Memperjuangkan keadilan tidak cukup dengan narasi, sebab perjuangan tersebut memerlukan langkah-langkah yang konkrit. Jika adanya ketidakadilan, maka diperlukan adanya pergerakan karena tanpa adanya pergerakan maka tidak akan ada juga perubahan yang lebih bermanfaat. Ketika bergerak menghadapi persoalan kita harus menjaga pergerakan tersebut karena hal tersebut akan menghidupkan gerakan perubahan.

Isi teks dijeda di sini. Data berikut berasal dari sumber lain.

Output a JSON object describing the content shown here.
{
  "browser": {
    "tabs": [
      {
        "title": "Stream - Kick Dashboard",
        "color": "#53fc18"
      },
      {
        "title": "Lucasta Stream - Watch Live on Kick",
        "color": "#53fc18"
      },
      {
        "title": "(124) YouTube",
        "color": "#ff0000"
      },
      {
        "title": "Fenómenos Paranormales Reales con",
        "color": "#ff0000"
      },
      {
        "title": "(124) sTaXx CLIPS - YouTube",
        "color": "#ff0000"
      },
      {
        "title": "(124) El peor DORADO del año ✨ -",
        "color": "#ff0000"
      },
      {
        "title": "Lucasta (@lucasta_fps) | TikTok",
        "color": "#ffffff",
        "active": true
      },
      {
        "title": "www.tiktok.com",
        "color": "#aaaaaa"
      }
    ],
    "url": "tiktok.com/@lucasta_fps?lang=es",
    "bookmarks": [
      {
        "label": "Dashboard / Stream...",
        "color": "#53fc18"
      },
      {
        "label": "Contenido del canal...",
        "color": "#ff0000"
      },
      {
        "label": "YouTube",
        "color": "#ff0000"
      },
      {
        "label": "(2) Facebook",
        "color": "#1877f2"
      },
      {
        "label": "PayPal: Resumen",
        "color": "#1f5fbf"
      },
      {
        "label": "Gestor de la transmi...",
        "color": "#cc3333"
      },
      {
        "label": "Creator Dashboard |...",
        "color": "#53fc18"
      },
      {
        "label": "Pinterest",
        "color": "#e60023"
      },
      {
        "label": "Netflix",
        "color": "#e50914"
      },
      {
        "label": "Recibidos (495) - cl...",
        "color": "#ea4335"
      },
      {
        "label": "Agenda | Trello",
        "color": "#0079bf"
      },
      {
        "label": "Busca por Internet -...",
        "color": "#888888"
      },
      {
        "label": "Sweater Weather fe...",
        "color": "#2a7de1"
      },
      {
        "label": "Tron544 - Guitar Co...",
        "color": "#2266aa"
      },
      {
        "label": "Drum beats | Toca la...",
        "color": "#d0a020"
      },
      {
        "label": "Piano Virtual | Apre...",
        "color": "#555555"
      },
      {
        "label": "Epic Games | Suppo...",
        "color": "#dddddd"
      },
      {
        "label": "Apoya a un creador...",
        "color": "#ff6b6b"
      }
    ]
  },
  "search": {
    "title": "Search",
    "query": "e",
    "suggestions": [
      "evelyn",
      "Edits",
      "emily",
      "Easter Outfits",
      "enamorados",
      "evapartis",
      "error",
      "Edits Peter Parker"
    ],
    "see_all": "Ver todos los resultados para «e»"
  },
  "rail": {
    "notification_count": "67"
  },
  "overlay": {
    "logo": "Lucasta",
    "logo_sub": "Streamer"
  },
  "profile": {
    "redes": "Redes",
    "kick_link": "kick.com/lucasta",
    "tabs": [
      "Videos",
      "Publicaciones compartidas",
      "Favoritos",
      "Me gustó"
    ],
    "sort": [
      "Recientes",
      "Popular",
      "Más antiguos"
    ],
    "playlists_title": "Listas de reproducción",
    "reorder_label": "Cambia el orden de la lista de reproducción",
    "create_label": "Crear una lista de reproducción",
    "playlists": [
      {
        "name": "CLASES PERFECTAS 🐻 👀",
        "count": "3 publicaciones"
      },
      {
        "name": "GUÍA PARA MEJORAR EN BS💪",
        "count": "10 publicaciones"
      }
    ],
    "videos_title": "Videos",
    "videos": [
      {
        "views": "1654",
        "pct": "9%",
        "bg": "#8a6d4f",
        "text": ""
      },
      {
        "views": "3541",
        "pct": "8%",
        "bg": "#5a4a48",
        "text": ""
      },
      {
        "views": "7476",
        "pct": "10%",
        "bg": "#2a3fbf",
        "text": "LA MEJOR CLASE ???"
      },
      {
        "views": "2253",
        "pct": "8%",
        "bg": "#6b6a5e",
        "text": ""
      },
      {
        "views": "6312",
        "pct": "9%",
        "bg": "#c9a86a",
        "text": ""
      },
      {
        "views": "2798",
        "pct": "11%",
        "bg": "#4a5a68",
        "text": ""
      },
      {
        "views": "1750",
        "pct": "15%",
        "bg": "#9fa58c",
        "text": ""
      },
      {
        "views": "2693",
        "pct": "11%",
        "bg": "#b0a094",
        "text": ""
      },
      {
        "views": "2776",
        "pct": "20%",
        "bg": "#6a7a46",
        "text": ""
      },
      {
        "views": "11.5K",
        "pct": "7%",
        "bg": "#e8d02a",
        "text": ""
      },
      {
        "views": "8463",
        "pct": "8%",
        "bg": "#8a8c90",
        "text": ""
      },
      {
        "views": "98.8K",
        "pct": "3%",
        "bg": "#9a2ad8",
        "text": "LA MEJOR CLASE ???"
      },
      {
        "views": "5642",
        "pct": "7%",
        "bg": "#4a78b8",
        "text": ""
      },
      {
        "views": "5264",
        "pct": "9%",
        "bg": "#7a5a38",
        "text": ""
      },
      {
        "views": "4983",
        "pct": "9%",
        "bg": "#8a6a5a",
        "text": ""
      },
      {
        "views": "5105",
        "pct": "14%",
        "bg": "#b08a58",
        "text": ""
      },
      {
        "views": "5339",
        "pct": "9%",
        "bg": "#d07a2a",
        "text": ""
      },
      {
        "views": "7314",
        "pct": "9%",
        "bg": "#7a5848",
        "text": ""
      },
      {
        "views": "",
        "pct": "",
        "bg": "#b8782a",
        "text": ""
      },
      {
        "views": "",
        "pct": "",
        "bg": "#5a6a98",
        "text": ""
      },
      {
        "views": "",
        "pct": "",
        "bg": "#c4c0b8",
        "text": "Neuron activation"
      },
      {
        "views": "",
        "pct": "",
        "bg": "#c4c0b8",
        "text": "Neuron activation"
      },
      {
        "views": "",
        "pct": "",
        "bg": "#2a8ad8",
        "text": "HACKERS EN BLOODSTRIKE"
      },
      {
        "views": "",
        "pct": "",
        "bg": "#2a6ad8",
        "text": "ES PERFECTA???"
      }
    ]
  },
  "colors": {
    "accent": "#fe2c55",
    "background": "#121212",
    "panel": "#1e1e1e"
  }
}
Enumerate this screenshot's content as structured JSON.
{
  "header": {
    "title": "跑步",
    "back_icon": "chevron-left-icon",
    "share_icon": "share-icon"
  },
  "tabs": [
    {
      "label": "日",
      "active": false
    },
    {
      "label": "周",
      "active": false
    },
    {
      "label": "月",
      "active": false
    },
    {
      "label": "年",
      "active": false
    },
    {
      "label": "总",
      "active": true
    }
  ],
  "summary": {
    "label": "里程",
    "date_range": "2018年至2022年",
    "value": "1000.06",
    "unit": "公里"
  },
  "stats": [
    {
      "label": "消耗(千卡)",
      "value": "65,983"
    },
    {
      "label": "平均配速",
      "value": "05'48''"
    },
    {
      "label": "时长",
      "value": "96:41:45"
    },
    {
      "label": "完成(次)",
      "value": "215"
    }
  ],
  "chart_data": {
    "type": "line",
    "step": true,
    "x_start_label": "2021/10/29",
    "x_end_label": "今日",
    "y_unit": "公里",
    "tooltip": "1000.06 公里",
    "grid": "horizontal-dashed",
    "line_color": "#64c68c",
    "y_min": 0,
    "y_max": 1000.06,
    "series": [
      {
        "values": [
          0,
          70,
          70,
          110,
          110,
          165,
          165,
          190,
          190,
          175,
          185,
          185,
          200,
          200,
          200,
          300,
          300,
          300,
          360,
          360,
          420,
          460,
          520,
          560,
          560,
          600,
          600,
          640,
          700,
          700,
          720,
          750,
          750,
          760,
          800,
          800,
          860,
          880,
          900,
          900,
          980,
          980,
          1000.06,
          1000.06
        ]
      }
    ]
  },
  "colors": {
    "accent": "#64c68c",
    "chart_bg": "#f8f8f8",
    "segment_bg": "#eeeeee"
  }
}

Setelah sesi diskusi dan tanya jawab dengan tambahan pengetahuan-pengetahuan oleh para pembicara berakhir, maka selanjutnya terdapat closing statement yang disampaikan oleh pembicara, yaitu gerakan tidak bisa merenggut kesadaran pemerintah tanpa adanya ruang publik yang disediakan. Ketika adanya diskusi diharapkan banyak mahasiswa yang memberikan aspirasi atau lebih aktif dari acara saat ini. Jumlah pemuda ada 52% yang merupakan penentu masa depan. Diharapkan pemuda tersebut bisa membawa perubahan yang lebih baik untuk negara Indonesia.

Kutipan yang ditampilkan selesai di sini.